2338595 · February 19, 2025
AI-Generated Content: All content on this page was generated by AI to highlight key points from the meeting. For complete details and context, we recommend watching the full video. so we can fix them.

Summary

Researchers from the Scribe Research Group told the Senate Judiciary committee that Vermont’s statutory recidivism measure is narrow and that statewide criminal-justice data have coverage gaps; lawmakers discussed timing for further testimony on S-12 and researcher access to criminal-history records.
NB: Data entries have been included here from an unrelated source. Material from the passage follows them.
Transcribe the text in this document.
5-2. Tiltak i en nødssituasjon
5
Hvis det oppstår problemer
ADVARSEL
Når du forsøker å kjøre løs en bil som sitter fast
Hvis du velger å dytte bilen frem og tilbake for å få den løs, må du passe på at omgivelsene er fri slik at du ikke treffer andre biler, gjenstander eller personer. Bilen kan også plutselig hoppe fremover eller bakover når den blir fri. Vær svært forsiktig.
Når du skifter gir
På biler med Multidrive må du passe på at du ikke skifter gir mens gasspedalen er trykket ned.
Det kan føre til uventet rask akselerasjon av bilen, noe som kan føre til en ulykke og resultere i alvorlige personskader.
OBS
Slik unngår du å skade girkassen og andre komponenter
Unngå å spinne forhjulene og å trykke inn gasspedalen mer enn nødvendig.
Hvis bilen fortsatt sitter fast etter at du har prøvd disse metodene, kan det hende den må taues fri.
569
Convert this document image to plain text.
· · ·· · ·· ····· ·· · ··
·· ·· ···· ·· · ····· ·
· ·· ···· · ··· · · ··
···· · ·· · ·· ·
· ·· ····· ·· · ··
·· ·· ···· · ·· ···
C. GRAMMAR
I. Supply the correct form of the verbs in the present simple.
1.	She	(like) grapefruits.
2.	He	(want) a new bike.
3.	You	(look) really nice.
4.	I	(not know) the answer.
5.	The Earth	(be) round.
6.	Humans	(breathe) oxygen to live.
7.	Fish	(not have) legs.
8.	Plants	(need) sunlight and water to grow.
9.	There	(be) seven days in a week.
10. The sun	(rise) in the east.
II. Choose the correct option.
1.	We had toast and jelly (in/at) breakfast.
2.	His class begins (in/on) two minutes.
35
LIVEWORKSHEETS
Montpelier, Vt. — Members of the Senate Judiciary committee on Feb. 18 heard researchers explain limits of Vermont’s criminal-justice data and the state’s official recidivism definition as the panel continued consideration of S-12, a bill that would affect sealing/expungement of records and researcher access to those records.

The presentation came from Monica Weber, executive director of the Scribe Research Group, and Dr. Robin Joliet, the group’s director of research. Weber said the Scribe Research Group compiled data across law enforcement, the judiciary and corrections to support policymaking and that federal Bureau of Justice Statistics funding supported much of the work. “I’m Monica Weber. I’m the executive director of the Scribe Research Group,” she told the committee. Joliet and Weber outlined how different datasets are created and where administrative records leave gaps.

The researchers told senators that Vermont’s formal, statutory recidivism definition adopted in 2011 — limited to people “sentenced to incarceration for one year or more who return to prison within three years for a conviction or for violation of supervision” — captures a small portion of people with criminal cases and can change with policy, not just behavior. “This is an entirely political creation so that you can compare across jurisdictions,” Weber said, explaining why many researchers use broader definitions when evaluating programs.